Tackling the complex regulation of individual intestinal cells
Exploring how individual epithelial cells respond to challenges in the gut.
All animals, including humans, are ecosystems living together with microbial partners which are often essential for the development and function of organs. While we have substantial knowledge of how human cells are communicating with each other to affect cellular processes such as differentiation and metabolism, our understanding is far more limited on how similar signals produced by microbes affect host processes.
Using multidisciplinary approaches based on experimental data and computational tools, we are investigating key microbial influences on epithelial cells in healthy and diseased states of the digestive system.
For that we implement cutting-edge single cell sorting/RNA sequencing approaches on intestinal cell type-specific individual cells challenged with defined microbes. Using specific gene deletion mutants of these microbes allows us to validate the specific impact microbes have on host cellular processes in a cell type-specific manner.
The digestive tract is lined by a single layer of different epithelial cells, each type performing specialised functions important for health such as production of antimicrobials, production of a mucus protective layer and absorption of nutrients etc. All epithelial cell types are derived from stem cells, key undifferentiated cells located at the bottom of the crypts of both small and large intestines (Top left panel figure above). The small population of stem cells replenishes the whole epithelium, which is exposed daily to a wide variety of dietary and microbial compounds, within a few days, yet it maintains an equilibrium (i.e. homeostasis) and functions in a healthy state.
Given the intimate relationships between microbes and human epithelial cells lining the gut (the intestine), microbes are likely to tightly regulate human cells – with changes in the microbial community (microbiota) leading to altered human cell functions (potentially causing disease). When homeostatic barrier functions are breached, dysregulation of many barrier functions occurs, as seen in various digestive pathologies (Inflammatory Bowel Diseases, infections, cancers, etc.).
Despite rapidly accumulating knowledge of microbiota-epithelial cell interactions and disease associations, no detailed mechanisms have been published that could significantly improve prevention and treatment in clinical practice.
Furthermore, until the recent emergence of single cell (and low cell input) RNA sequencing it was impossible to define cell type-specific profiles of the specialised cell types of a tissue (e.g. intestine) nor how these could vary between cells of the same type. Many studies based on the analysis of mixed cell populations failed to clearly identify a response pattern due to the noise inherent to mixed populations.

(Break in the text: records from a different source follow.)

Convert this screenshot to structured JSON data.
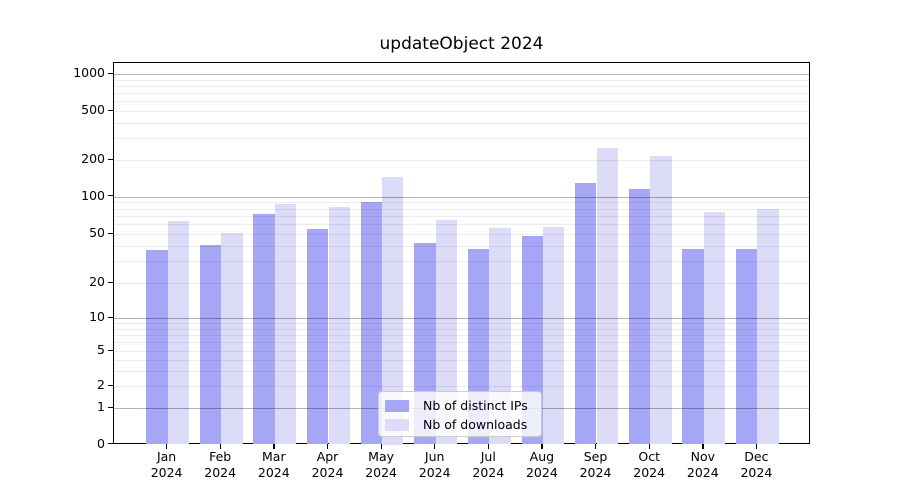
{
  "title": "updateObject 2024",
  "chart_data": {
    "type": "bar",
    "title": "updateObject 2024",
    "categories": [
      "Jan",
      "Feb",
      "Mar",
      "Apr",
      "May",
      "Jun",
      "Jul",
      "Aug",
      "Sep",
      "Oct",
      "Nov",
      "Dec"
    ],
    "year": "2024",
    "series": [
      {
        "name": "Nb of distinct IPs",
        "color": "#a6a6f6",
        "values": [
          37,
          41,
          73,
          55,
          91,
          42,
          38,
          48,
          130,
          115,
          38,
          38
        ]
      },
      {
        "name": "Nb of downloads",
        "color": "#dcdcf9",
        "values": [
          64,
          51,
          88,
          83,
          145,
          65,
          56,
          57,
          250,
          215,
          75,
          80
        ]
      }
    ],
    "xlabel": "",
    "ylabel": "",
    "y_axis": {
      "scale": "log-like",
      "tick_labels": [
        "0",
        "1",
        "2",
        "5",
        "10",
        "20",
        "50",
        "100",
        "200",
        "500",
        "1000"
      ],
      "tick_values": [
        0,
        1,
        2,
        5,
        10,
        20,
        50,
        100,
        200,
        500,
        1000
      ],
      "major_gridline_values": [
        1,
        10,
        100,
        1000
      ],
      "minor_gridline_values": [
        2,
        3,
        4,
        5,
        6,
        7,
        8,
        9,
        20,
        30,
        40,
        50,
        60,
        70,
        80,
        90,
        200,
        300,
        400,
        500,
        600,
        700,
        800,
        900
      ],
      "ylim": [
        0,
        1000
      ]
    },
    "grid": true,
    "legend_position": "inside-bottom-center"
  },
  "colors": {
    "background": "#ffffff",
    "bar_distinct_ips": "#a6a6f6",
    "bar_downloads": "#dcdcf9",
    "axis": "#000000",
    "grid_major": "#b0b0b0",
    "grid_minor": "#e9e9e9",
    "legend_border": "#cccccc"
  }
}
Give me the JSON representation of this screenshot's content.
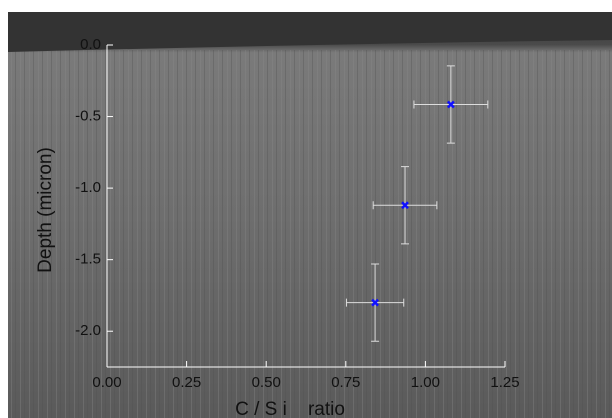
{
  "chart_data": {
    "type": "scatter",
    "xlabel": "C / S i    ratio",
    "ylabel": "Depth (micron)",
    "xlim": [
      0,
      1.25
    ],
    "ylim": [
      -2.25,
      0
    ],
    "xticks": [
      {
        "value": 0,
        "label": "0.00"
      },
      0.25,
      {
        "value": 0.5,
        "label": "0.50"
      },
      0.75,
      {
        "value": 1,
        "label": "1.00"
      },
      1.25
    ],
    "yticks": [
      {
        "value": 0,
        "label": "0.0"
      },
      -0.5,
      {
        "value": -1,
        "label": "-1.0"
      },
      -1.5,
      {
        "value": -2,
        "label": "-2.0"
      }
    ],
    "series": [
      {
        "color": "#1010ff",
        "x": [
          1.08,
          0.936,
          0.842
        ],
        "y": [
          -0.416,
          -1.12,
          -1.8
        ],
        "xerr": [
          0.116,
          0.1,
          0.09
        ],
        "yerr": [
          0.27,
          0.27,
          0.27
        ]
      }
    ]
  }
}
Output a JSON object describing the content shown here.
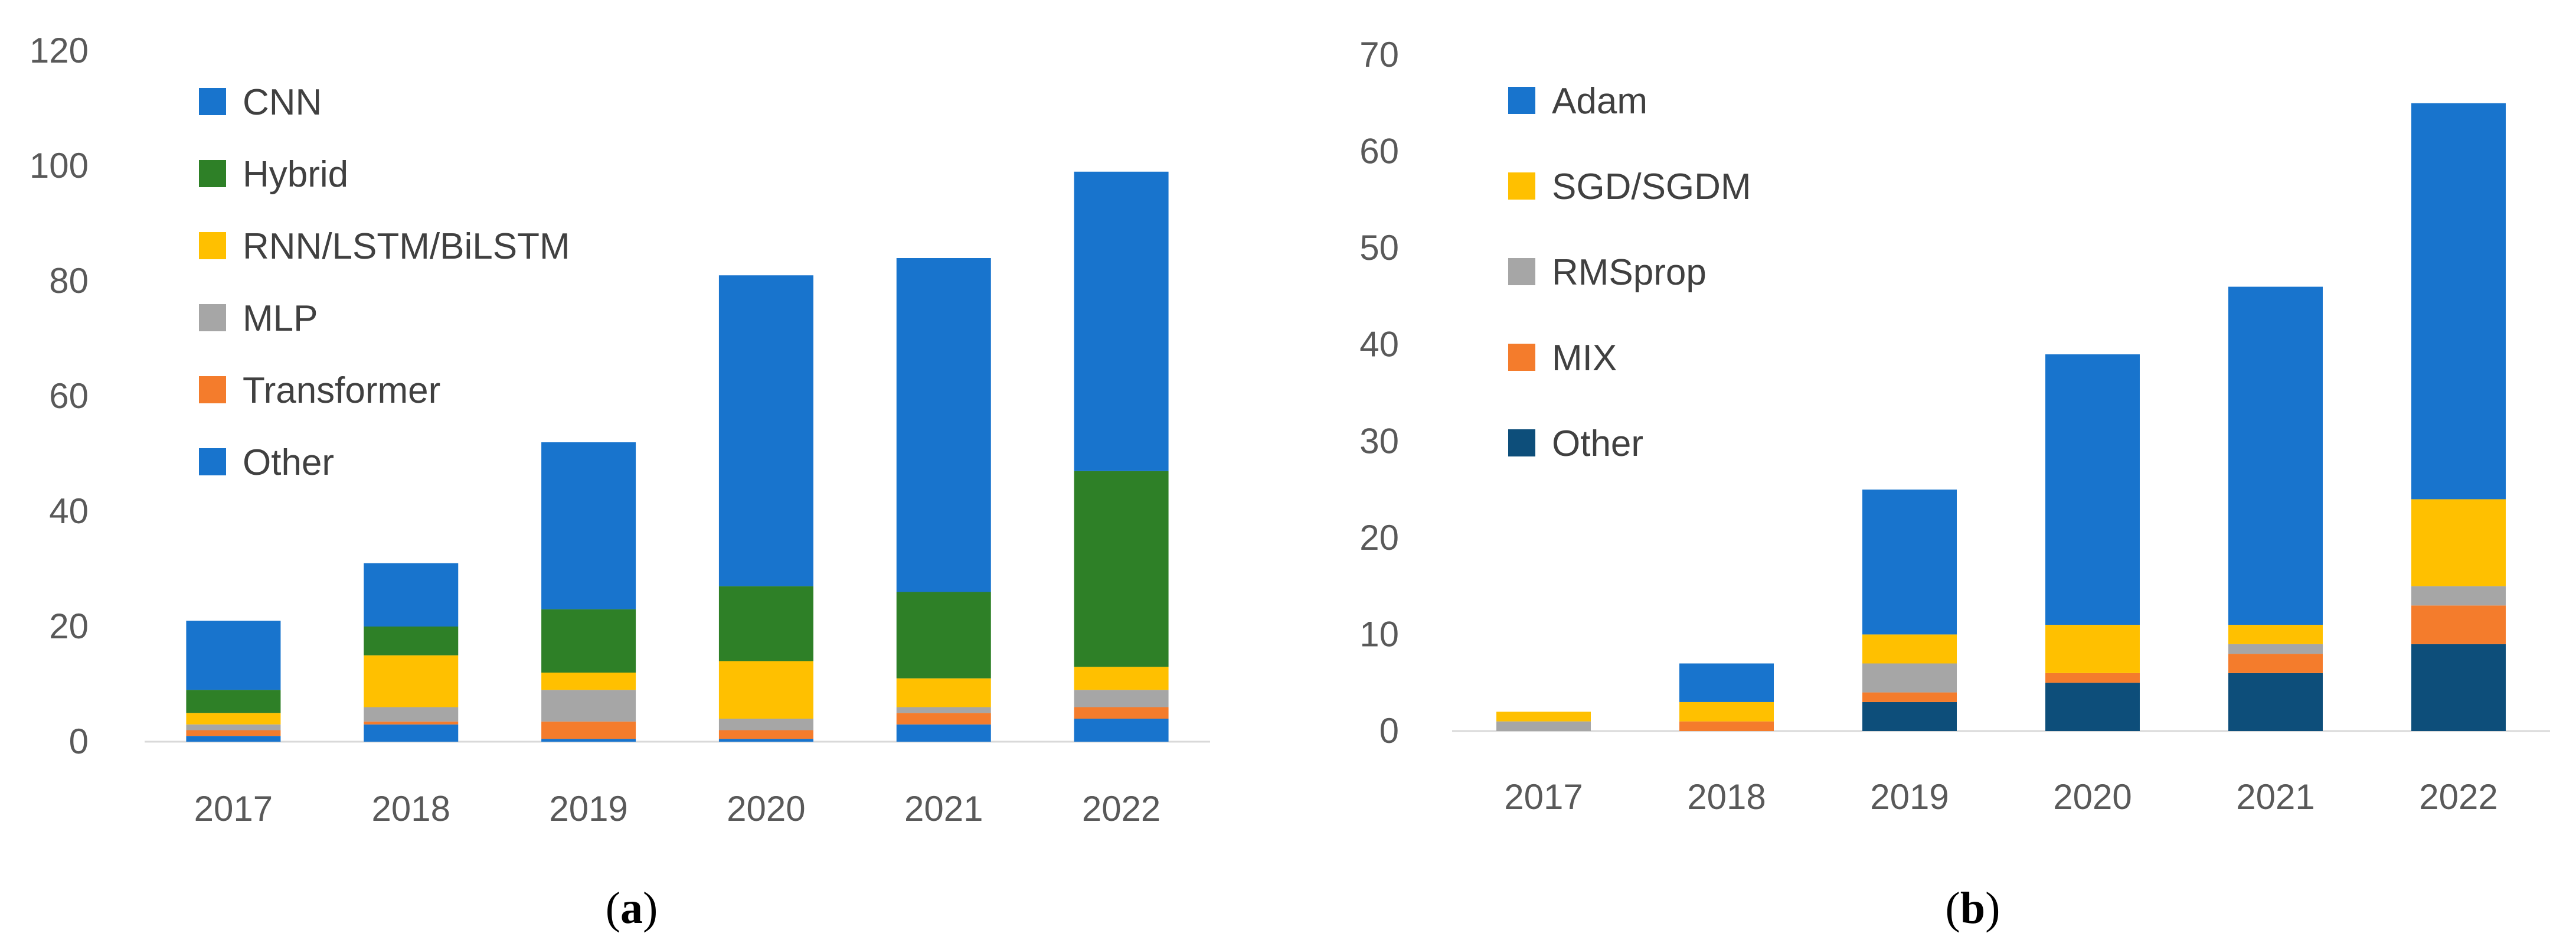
{
  "chart_data": [
    {
      "type": "bar",
      "stacked": true,
      "panel_label": {
        "open": "(",
        "letter": "a",
        "close": ")"
      },
      "categories": [
        "2017",
        "2018",
        "2019",
        "2020",
        "2021",
        "2022"
      ],
      "ylim": [
        0,
        120
      ],
      "yticks": [
        0,
        20,
        40,
        60,
        80,
        100,
        120
      ],
      "grid": false,
      "legend_position": "top-left",
      "series": [
        {
          "name": "Other",
          "color": "#1874CD",
          "values": [
            1,
            3,
            0.5,
            0.5,
            3,
            4
          ]
        },
        {
          "name": "Transformer",
          "color": "#F47C2C",
          "values": [
            1,
            0.5,
            3,
            1.5,
            2,
            2
          ]
        },
        {
          "name": "MLP",
          "color": "#A6A6A6",
          "values": [
            1,
            2.5,
            5.5,
            2,
            1,
            3
          ]
        },
        {
          "name": "RNN/LSTM/BiLSTM",
          "color": "#FFC000",
          "values": [
            2,
            9,
            3,
            10,
            5,
            4
          ]
        },
        {
          "name": "Hybrid",
          "color": "#2E8027",
          "values": [
            4,
            5,
            11,
            13,
            15,
            34
          ]
        },
        {
          "name": "CNN",
          "color": "#1874CD",
          "values": [
            12,
            11,
            29,
            54,
            58,
            52
          ]
        }
      ]
    },
    {
      "type": "bar",
      "stacked": true,
      "panel_label": {
        "open": "(",
        "letter": "b",
        "close": ")"
      },
      "categories": [
        "2017",
        "2018",
        "2019",
        "2020",
        "2021",
        "2022"
      ],
      "ylim": [
        0,
        70
      ],
      "yticks": [
        0,
        10,
        20,
        30,
        40,
        50,
        60,
        70
      ],
      "grid": false,
      "legend_position": "top-left",
      "series": [
        {
          "name": "Other",
          "color": "#0D4E7A",
          "values": [
            0,
            0,
            3,
            5,
            6,
            9
          ]
        },
        {
          "name": "MIX",
          "color": "#F47C2C",
          "values": [
            0,
            1,
            1,
            1,
            2,
            4
          ]
        },
        {
          "name": "RMSprop",
          "color": "#A6A6A6",
          "values": [
            1,
            0,
            3,
            0,
            1,
            2
          ]
        },
        {
          "name": "SGD/SGDM",
          "color": "#FFC000",
          "values": [
            1,
            2,
            3,
            5,
            2,
            9
          ]
        },
        {
          "name": "Adam",
          "color": "#1874CD",
          "values": [
            0,
            4,
            15,
            28,
            35,
            41
          ]
        }
      ]
    }
  ]
}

In recent years established protocols became available for single cell isolation and for interpreting the transcriptome of those cells enabling us to work with rare cell types and to differentiate between individual cells in a population. A working pipeline has been established at EI that now allows us to analyse RNA sequencing data at the single cell level.

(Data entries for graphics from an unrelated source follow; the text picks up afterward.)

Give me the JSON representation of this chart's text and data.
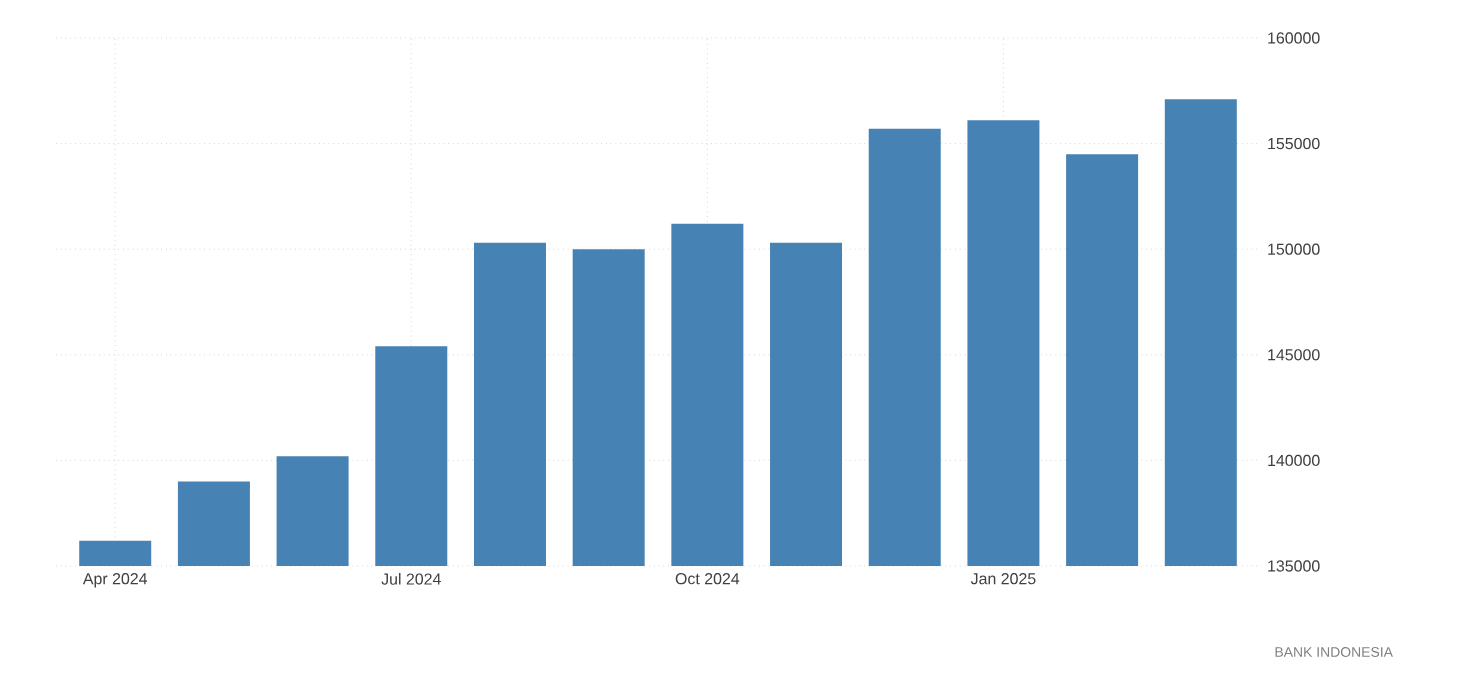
{
  "chart_data": {
    "type": "bar",
    "categories": [
      "Apr 2024",
      null,
      null,
      "Jul 2024",
      null,
      null,
      "Oct 2024",
      null,
      null,
      "Jan 2025",
      null,
      null
    ],
    "values": [
      136200,
      139000,
      140200,
      145400,
      150300,
      150000,
      151200,
      150300,
      155700,
      156100,
      154500,
      157100
    ],
    "color": "#4682b4",
    "ylim": [
      135000,
      160000
    ],
    "yticks": [
      135000,
      140000,
      145000,
      150000,
      155000,
      160000
    ],
    "grid": true,
    "annotations": [
      "BANK INDONESIA"
    ]
  }
}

We are sorting the cells of interest from samples consisting of different intestinal cell types (Paneth cells, goblet cells, stem cells, etc.) or infected vs. non-infected cells.
Specific cell lineages and surface markers are used to identify the cell populations of interest and physically harvest them using the FACSMelody cell sorter located in EI.
In addition, for microbe-containing host cells, sorting with fluorescently tagged microbial strains is used - allowing us to measure microbial influences in cells directly or indirectly interacting with microbes.
The single cell RNA sequencing is carried out in the Genomics pipeline at EI.
Monitoring how the response of individual intestinal cells varies within each cell type upon challenge with either other host cells or with microbes will define subpopulation cell behaviour and therefore increase the resolution at which we might understand what drives the overall response of intestinal tissue.
The regulatory network we are establishing within cells, between cells, between cell types and in response to microbial influence will contribute to identifying regulatory nodes in cellular pathways where intervention could be tested to restore epithelial homeostasis when it is perturbed or to reduce the impact of these alterations.